Lo saludaron con la cordialidad de siempre, pero esta vez no le dedicaron la atención acostumbrada. Volvieron los cinco a inclinarse sobre la mesa y a hablar a media voz. El duque no se extrañó ante tal actitud. Sabía que estaban ocupados en la nueva fatídica.

Tomó asiento y se mantuvo recto, hierático, supremo. Con distancia aristocrática y desdeñosa casmodia de bostezos atrincherados tras la seda de sus guantes, Rocanegras escuchó las especulaciones de sus contertulios.

La muerte de Juancho Gómez, decían, no era más que el saldo fatal de la lucha por el poder entre los “vicentistas”, seguidores de José Vicente, hijo mayor del tirano, y los “juanchistas”, seguidores de Juan Crisóstomo Gómez, el occiso.

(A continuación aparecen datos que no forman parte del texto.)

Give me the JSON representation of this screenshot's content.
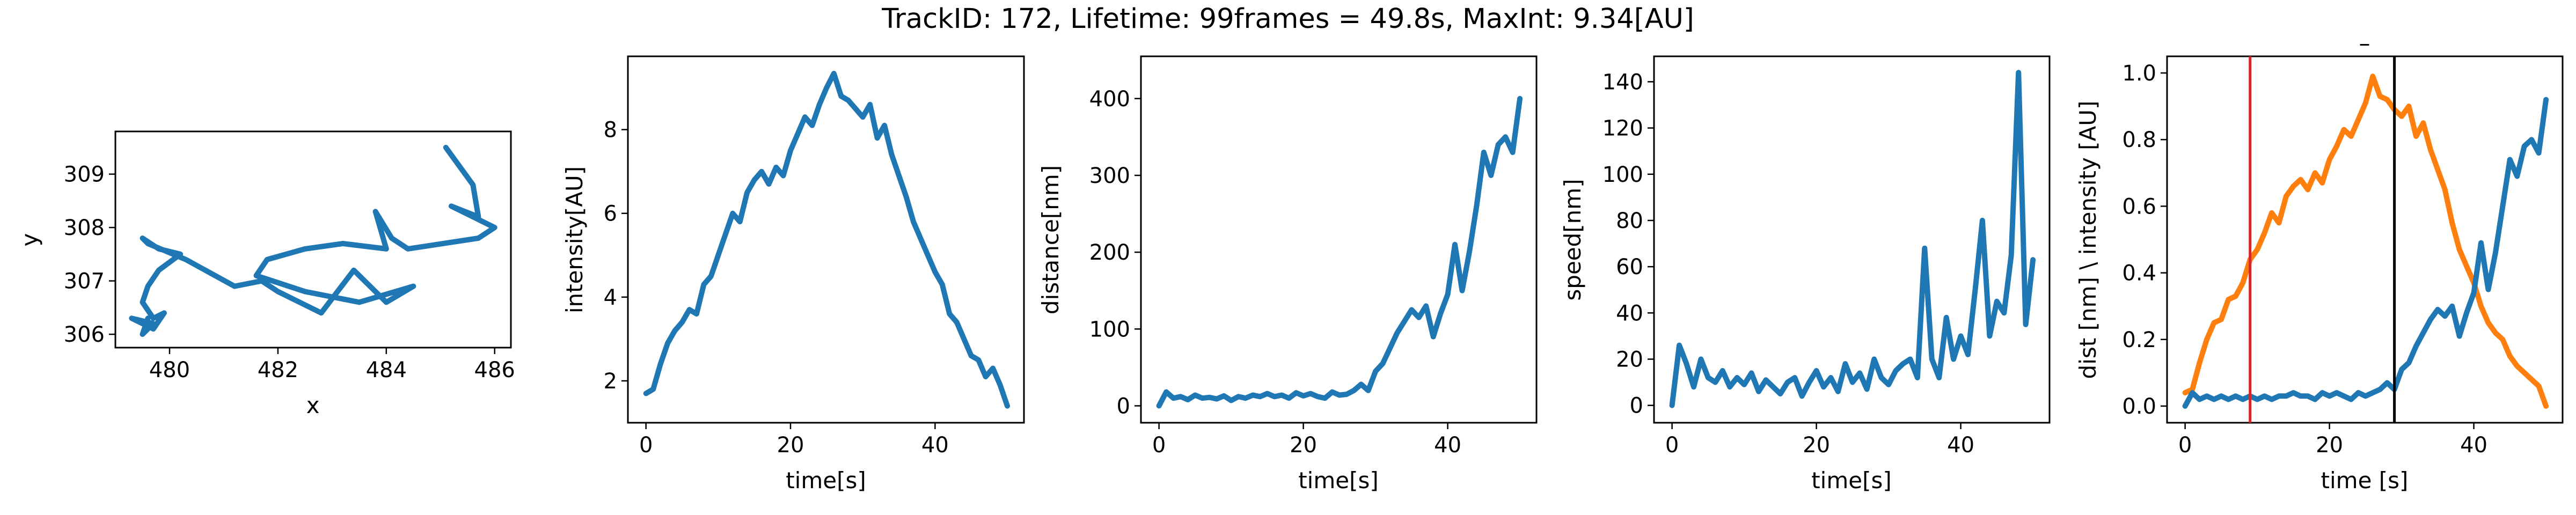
{
  "figure": {
    "title": "TrackID: 172, Lifetime: 99frames = 49.8s, MaxInt: 9.34[AU]"
  },
  "colors": {
    "blue": "#1f77b4",
    "orange": "#ff7f0e",
    "red": "#d62728",
    "black": "#000000"
  },
  "chart_data": [
    {
      "id": "xy",
      "type": "line",
      "title": "",
      "xlabel": "x",
      "ylabel": "y",
      "xlim": [
        479.0,
        486.3
      ],
      "ylim": [
        305.75,
        309.8
      ],
      "xticks": [
        480,
        482,
        484,
        486
      ],
      "yticks": [
        306,
        307,
        308,
        309
      ],
      "series": [
        {
          "color": "#1f77b4",
          "x": [
            485.1,
            485.6,
            485.7,
            485.2,
            486.0,
            485.7,
            484.4,
            484.1,
            483.8,
            484.0,
            483.2,
            482.5,
            481.8,
            481.6,
            482.5,
            483.5,
            484.5,
            484.0,
            483.4,
            482.8,
            482.0,
            481.7,
            481.2,
            480.3,
            479.6,
            479.5,
            479.8,
            480.2,
            479.8,
            479.6,
            479.5,
            479.7,
            479.9,
            479.7,
            479.5,
            479.3,
            479.7,
            479.5,
            479.6
          ],
          "y": [
            309.5,
            308.8,
            308.2,
            308.4,
            308.0,
            307.8,
            307.6,
            307.8,
            308.3,
            307.6,
            307.7,
            307.6,
            307.4,
            307.1,
            306.8,
            306.6,
            306.9,
            306.6,
            307.2,
            306.4,
            306.8,
            307.0,
            306.9,
            307.4,
            307.7,
            307.8,
            307.6,
            307.5,
            307.2,
            306.9,
            306.6,
            306.3,
            306.4,
            306.1,
            306.2,
            306.3,
            306.2,
            306.0,
            306.3
          ]
        }
      ]
    },
    {
      "id": "intensity",
      "type": "line",
      "title": "",
      "xlabel": "time[s]",
      "ylabel": "intensity[AU]",
      "xlim": [
        -2.5,
        52.3
      ],
      "ylim": [
        1.0,
        9.75
      ],
      "xticks": [
        0,
        20,
        40
      ],
      "yticks": [
        2,
        4,
        6,
        8
      ],
      "series": [
        {
          "color": "#1f77b4",
          "x": [
            0,
            1,
            2,
            3,
            4,
            5,
            6,
            7,
            8,
            9,
            10,
            11,
            12,
            13,
            14,
            15,
            16,
            17,
            18,
            19,
            20,
            21,
            22,
            23,
            24,
            25,
            26,
            27,
            28,
            29,
            30,
            31,
            32,
            33,
            34,
            35,
            36,
            37,
            38,
            39,
            40,
            41,
            42,
            43,
            44,
            45,
            46,
            47,
            48,
            49,
            50
          ],
          "y": [
            1.7,
            1.8,
            2.4,
            2.9,
            3.2,
            3.4,
            3.7,
            3.6,
            4.3,
            4.5,
            5.0,
            5.5,
            6.0,
            5.8,
            6.5,
            6.8,
            7.0,
            6.7,
            7.1,
            6.9,
            7.5,
            7.9,
            8.3,
            8.1,
            8.6,
            9.0,
            9.34,
            8.8,
            8.7,
            8.5,
            8.3,
            8.6,
            7.8,
            8.1,
            7.4,
            6.9,
            6.4,
            5.8,
            5.4,
            5.0,
            4.6,
            4.3,
            3.6,
            3.4,
            3.0,
            2.6,
            2.5,
            2.1,
            2.3,
            1.9,
            1.4
          ]
        }
      ]
    },
    {
      "id": "distance",
      "type": "line",
      "title": "",
      "xlabel": "time[s]",
      "ylabel": "distance[nm]",
      "xlim": [
        -2.5,
        52.3
      ],
      "ylim": [
        -22,
        455
      ],
      "xticks": [
        0,
        20,
        40
      ],
      "yticks": [
        0,
        100,
        200,
        300,
        400
      ],
      "series": [
        {
          "color": "#1f77b4",
          "x": [
            0,
            1,
            2,
            3,
            4,
            5,
            6,
            7,
            8,
            9,
            10,
            11,
            12,
            13,
            14,
            15,
            16,
            17,
            18,
            19,
            20,
            21,
            22,
            23,
            24,
            25,
            26,
            27,
            28,
            29,
            30,
            31,
            32,
            33,
            34,
            35,
            36,
            37,
            38,
            39,
            40,
            41,
            42,
            43,
            44,
            45,
            46,
            47,
            48,
            49,
            50
          ],
          "y": [
            0,
            18,
            10,
            12,
            8,
            14,
            10,
            11,
            9,
            13,
            7,
            12,
            10,
            14,
            12,
            16,
            12,
            14,
            10,
            17,
            13,
            16,
            12,
            10,
            18,
            14,
            15,
            20,
            28,
            20,
            45,
            55,
            75,
            95,
            110,
            125,
            115,
            130,
            90,
            120,
            145,
            210,
            150,
            200,
            260,
            330,
            300,
            340,
            350,
            330,
            400
          ]
        }
      ]
    },
    {
      "id": "speed",
      "type": "line",
      "title": "",
      "xlabel": "time[s]",
      "ylabel": "speed[nm]",
      "xlim": [
        -2.5,
        52.3
      ],
      "ylim": [
        -7.5,
        151
      ],
      "xticks": [
        0,
        20,
        40
      ],
      "yticks": [
        0,
        20,
        40,
        60,
        80,
        100,
        120,
        140
      ],
      "series": [
        {
          "color": "#1f77b4",
          "x": [
            0,
            1,
            2,
            3,
            4,
            5,
            6,
            7,
            8,
            9,
            10,
            11,
            12,
            13,
            14,
            15,
            16,
            17,
            18,
            19,
            20,
            21,
            22,
            23,
            24,
            25,
            26,
            27,
            28,
            29,
            30,
            31,
            32,
            33,
            34,
            35,
            36,
            37,
            38,
            39,
            40,
            41,
            42,
            43,
            44,
            45,
            46,
            47,
            48,
            49,
            50
          ],
          "y": [
            0,
            26,
            18,
            8,
            20,
            12,
            10,
            15,
            8,
            12,
            9,
            14,
            6,
            11,
            8,
            5,
            10,
            12,
            4,
            10,
            15,
            8,
            12,
            6,
            18,
            10,
            14,
            7,
            20,
            12,
            9,
            15,
            18,
            20,
            12,
            68,
            20,
            12,
            38,
            20,
            30,
            22,
            50,
            80,
            30,
            45,
            40,
            65,
            144,
            35,
            63
          ]
        }
      ]
    },
    {
      "id": "combined",
      "type": "line",
      "title": "–",
      "xlabel": "time [s]",
      "ylabel": "dist [nm] \\ intensity [AU]",
      "xlim": [
        -2.5,
        52.3
      ],
      "ylim": [
        -0.05,
        1.05
      ],
      "xticks": [
        0,
        20,
        40
      ],
      "yticks": [
        0.0,
        0.2,
        0.4,
        0.6,
        0.8,
        1.0
      ],
      "vlines": [
        {
          "x": 9,
          "color": "#d62728"
        },
        {
          "x": 29,
          "color": "#000000"
        }
      ],
      "series": [
        {
          "color": "#ff7f0e",
          "x": [
            0,
            1,
            2,
            3,
            4,
            5,
            6,
            7,
            8,
            9,
            10,
            11,
            12,
            13,
            14,
            15,
            16,
            17,
            18,
            19,
            20,
            21,
            22,
            23,
            24,
            25,
            26,
            27,
            28,
            29,
            30,
            31,
            32,
            33,
            34,
            35,
            36,
            37,
            38,
            39,
            40,
            41,
            42,
            43,
            44,
            45,
            46,
            47,
            48,
            49,
            50
          ],
          "y": [
            0.04,
            0.05,
            0.13,
            0.2,
            0.25,
            0.26,
            0.32,
            0.33,
            0.37,
            0.44,
            0.47,
            0.52,
            0.58,
            0.55,
            0.63,
            0.66,
            0.68,
            0.65,
            0.7,
            0.67,
            0.74,
            0.78,
            0.83,
            0.81,
            0.86,
            0.91,
            0.99,
            0.93,
            0.92,
            0.89,
            0.87,
            0.9,
            0.81,
            0.85,
            0.77,
            0.71,
            0.65,
            0.55,
            0.47,
            0.42,
            0.37,
            0.3,
            0.25,
            0.22,
            0.2,
            0.15,
            0.12,
            0.1,
            0.08,
            0.06,
            0.0
          ]
        },
        {
          "color": "#1f77b4",
          "x": [
            0,
            1,
            2,
            3,
            4,
            5,
            6,
            7,
            8,
            9,
            10,
            11,
            12,
            13,
            14,
            15,
            16,
            17,
            18,
            19,
            20,
            21,
            22,
            23,
            24,
            25,
            26,
            27,
            28,
            29,
            30,
            31,
            32,
            33,
            34,
            35,
            36,
            37,
            38,
            39,
            40,
            41,
            42,
            43,
            44,
            45,
            46,
            47,
            48,
            49,
            50
          ],
          "y": [
            0.0,
            0.04,
            0.02,
            0.03,
            0.02,
            0.03,
            0.02,
            0.03,
            0.02,
            0.03,
            0.02,
            0.03,
            0.02,
            0.03,
            0.03,
            0.04,
            0.03,
            0.03,
            0.02,
            0.04,
            0.03,
            0.04,
            0.03,
            0.02,
            0.04,
            0.03,
            0.04,
            0.05,
            0.07,
            0.05,
            0.11,
            0.13,
            0.18,
            0.22,
            0.26,
            0.29,
            0.27,
            0.3,
            0.21,
            0.28,
            0.34,
            0.49,
            0.35,
            0.46,
            0.6,
            0.74,
            0.69,
            0.78,
            0.8,
            0.76,
            0.92
          ]
        }
      ]
    }
  ]
}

El asesinato, según ellos, era el resultado de una guerra solapada y muda, surgida hacía dos años, cuando el viejo caudillo había terminado en cama sufriendo de una larga y delirante agonía de uretra totalmente sellada. La posibilidad de su muerte les había abierto el apetito a los militares. En los cuarteles se cuadraron fidelidades: unos se agruparon en torno al hijo mayor, Inspector General del Ejército y segundo Vicepresidente; otros se adhirieron al gobernador de Caracas y primer Vicepresidente, hermano segundón, que sin embargo, era amado profundamente por el Bagre, como se le apodaba en tono de burla y en baja voz a Gómez.

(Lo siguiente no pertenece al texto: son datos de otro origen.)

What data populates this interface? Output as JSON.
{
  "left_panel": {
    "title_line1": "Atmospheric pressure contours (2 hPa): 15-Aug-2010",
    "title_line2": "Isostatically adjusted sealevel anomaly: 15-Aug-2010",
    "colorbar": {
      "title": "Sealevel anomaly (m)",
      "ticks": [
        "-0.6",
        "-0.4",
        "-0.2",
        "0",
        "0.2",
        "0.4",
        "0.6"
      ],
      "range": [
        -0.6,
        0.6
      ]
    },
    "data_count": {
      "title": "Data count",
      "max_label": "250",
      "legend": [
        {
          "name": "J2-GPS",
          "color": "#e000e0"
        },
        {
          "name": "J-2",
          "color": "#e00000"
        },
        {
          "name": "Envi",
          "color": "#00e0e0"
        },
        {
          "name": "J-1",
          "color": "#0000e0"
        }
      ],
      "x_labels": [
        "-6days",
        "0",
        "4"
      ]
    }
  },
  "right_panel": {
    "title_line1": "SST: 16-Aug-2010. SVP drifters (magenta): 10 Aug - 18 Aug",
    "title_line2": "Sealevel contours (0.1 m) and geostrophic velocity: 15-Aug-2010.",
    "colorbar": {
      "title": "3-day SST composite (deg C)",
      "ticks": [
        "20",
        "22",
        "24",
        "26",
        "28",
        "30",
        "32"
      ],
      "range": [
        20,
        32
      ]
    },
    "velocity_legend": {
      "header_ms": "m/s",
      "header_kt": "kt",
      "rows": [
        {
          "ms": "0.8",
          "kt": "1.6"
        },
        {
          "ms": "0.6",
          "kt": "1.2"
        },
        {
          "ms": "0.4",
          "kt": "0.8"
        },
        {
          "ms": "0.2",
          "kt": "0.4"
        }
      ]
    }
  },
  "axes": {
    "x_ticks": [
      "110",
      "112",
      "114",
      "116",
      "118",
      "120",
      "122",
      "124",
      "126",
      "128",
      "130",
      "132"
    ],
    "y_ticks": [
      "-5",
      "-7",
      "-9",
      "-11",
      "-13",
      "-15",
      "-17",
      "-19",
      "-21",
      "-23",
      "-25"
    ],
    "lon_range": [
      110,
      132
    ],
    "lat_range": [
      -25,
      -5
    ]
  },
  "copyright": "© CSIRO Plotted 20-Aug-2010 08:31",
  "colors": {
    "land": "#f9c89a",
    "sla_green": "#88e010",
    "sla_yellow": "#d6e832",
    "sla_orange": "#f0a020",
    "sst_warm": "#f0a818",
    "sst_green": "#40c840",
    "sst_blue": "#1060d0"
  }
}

En cada bando también se acomodaron grupos económicos importantes. Del lado de José Vicente se encontraban los círculos burgueses y los inversionistas británicos, irritados por las preferencias del patriarca hacia los alemanes y los americanos de Estados Unidos. En torno a Juan Crisóstomo se encontraban los viejos guerreros y la añeja parentela, tachirenses en su mayoría, que acompañaron a Gómez en las aventuras bélicas que los llevaron a Caracas; ahora convertidos en grandes dueños de tierras o en supremos comerciantes asociados con grandes contratistas norteamericanas.

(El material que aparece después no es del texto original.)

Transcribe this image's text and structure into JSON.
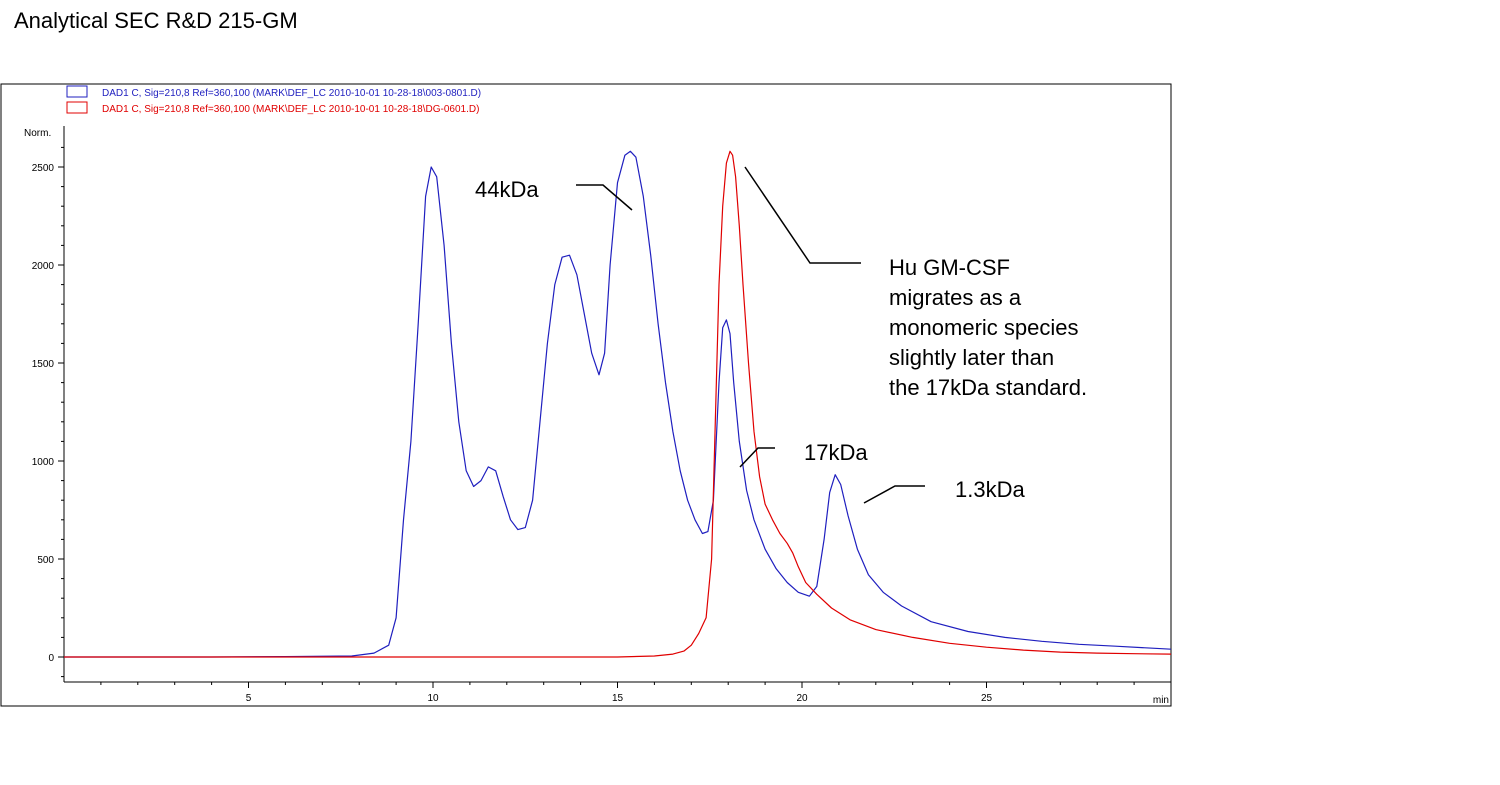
{
  "page": {
    "title": "Analytical SEC R&D 215-GM"
  },
  "chart_data": {
    "type": "line",
    "y_unit_label": "Norm.",
    "x_unit_label": "min",
    "xlim": [
      0,
      30
    ],
    "ylim": [
      -120,
      2650
    ],
    "x_ticks": [
      5,
      10,
      15,
      20,
      25
    ],
    "y_ticks": [
      0,
      500,
      1000,
      1500,
      2000,
      2500
    ],
    "grid": false,
    "legend_position": "top-left",
    "series": [
      {
        "name": "DAD1 C, Sig=210,8 Ref=360,100 (MARK\\DEF_LC 2010-10-01 10-28-18\\003-0801.D)",
        "color": "#1f1fbf",
        "x": [
          0,
          2,
          4,
          6,
          7.8,
          8.4,
          8.8,
          9.0,
          9.2,
          9.4,
          9.6,
          9.8,
          9.95,
          10.1,
          10.3,
          10.5,
          10.7,
          10.9,
          11.1,
          11.3,
          11.5,
          11.7,
          11.9,
          12.1,
          12.3,
          12.5,
          12.7,
          12.9,
          13.1,
          13.3,
          13.5,
          13.7,
          13.9,
          14.1,
          14.3,
          14.5,
          14.65,
          14.8,
          15.0,
          15.2,
          15.35,
          15.5,
          15.7,
          15.9,
          16.1,
          16.3,
          16.5,
          16.7,
          16.9,
          17.1,
          17.3,
          17.45,
          17.6,
          17.75,
          17.85,
          17.95,
          18.05,
          18.15,
          18.3,
          18.5,
          18.7,
          19.0,
          19.3,
          19.6,
          19.9,
          20.2,
          20.4,
          20.6,
          20.75,
          20.9,
          21.05,
          21.25,
          21.5,
          21.8,
          22.2,
          22.7,
          23.5,
          24.5,
          25.5,
          26.5,
          27.5,
          28.5,
          29.5,
          30
        ],
        "y": [
          0,
          0,
          0,
          2,
          5,
          20,
          60,
          200,
          700,
          1100,
          1700,
          2350,
          2500,
          2450,
          2100,
          1600,
          1200,
          950,
          870,
          900,
          970,
          950,
          820,
          700,
          650,
          660,
          800,
          1200,
          1600,
          1900,
          2040,
          2050,
          1950,
          1750,
          1550,
          1440,
          1550,
          2000,
          2420,
          2560,
          2580,
          2550,
          2350,
          2050,
          1700,
          1400,
          1150,
          950,
          800,
          700,
          630,
          640,
          800,
          1400,
          1680,
          1720,
          1650,
          1400,
          1100,
          850,
          700,
          550,
          450,
          380,
          330,
          310,
          360,
          600,
          840,
          930,
          880,
          720,
          550,
          420,
          330,
          260,
          180,
          130,
          100,
          80,
          65,
          55,
          45,
          40
        ]
      },
      {
        "name": "DAD1 C, Sig=210,8 Ref=360,100 (MARK\\DEF_LC 2010-10-01 10-28-18\\DG-0601.D)",
        "color": "#e00000",
        "x": [
          0,
          2,
          4,
          6,
          8,
          10,
          12,
          14,
          15,
          16,
          16.5,
          16.8,
          17.0,
          17.2,
          17.4,
          17.55,
          17.65,
          17.75,
          17.85,
          17.95,
          18.05,
          18.12,
          18.2,
          18.3,
          18.4,
          18.55,
          18.7,
          18.85,
          19.0,
          19.2,
          19.4,
          19.6,
          19.75,
          19.9,
          20.1,
          20.4,
          20.8,
          21.3,
          22.0,
          23.0,
          24.0,
          25.0,
          26.0,
          27.0,
          28.0,
          29.0,
          30
        ],
        "y": [
          0,
          0,
          0,
          0,
          0,
          0,
          0,
          0,
          0,
          5,
          15,
          30,
          60,
          120,
          200,
          500,
          1200,
          1900,
          2300,
          2520,
          2580,
          2560,
          2450,
          2200,
          1900,
          1500,
          1150,
          920,
          780,
          700,
          630,
          580,
          530,
          460,
          380,
          320,
          250,
          190,
          140,
          100,
          70,
          50,
          35,
          25,
          20,
          17,
          15
        ]
      }
    ],
    "annotations": [
      {
        "id": "a44",
        "label": "44kDa",
        "x_data": 15.2
      },
      {
        "id": "agm",
        "label": "Hu GM-CSF migrates as a monomeric species slightly later than the 17kDa standard.",
        "x_data": 18.1
      },
      {
        "id": "a17",
        "label": "17kDa",
        "x_data": 17.95
      },
      {
        "id": "a13",
        "label": "1.3kDa",
        "x_data": 20.9
      }
    ],
    "annotation_lines": [
      "Hu GM-CSF",
      "migrates as a",
      "monomeric species",
      "slightly later than",
      "the 17kDa standard."
    ]
  }
}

Cada quien había enterrado sus pendones en los respectivos campos; sólo quedaba jugar las cartas finales para instalarse en el poder una vez muerto el hombre de La Mulera; pero éste resultó más fuerte que el odio del mismo Lucifer. Un día los sorprendió ya perfecto de salud, de pie y haciendo cumplir su voluntad desde su inquebrantable parquedad de andino resabido.

Una oscura inquietud, entre la decepción y la desesperación, habría terminado por acelerar la tragedia. La acción vino entonces de mano de los “vicentistas”. La muerte del hermano segundón aseguraba la sucesión del hijo y además, el dolor de la misma en el alma del viejo dictador, adelantaría su muerte.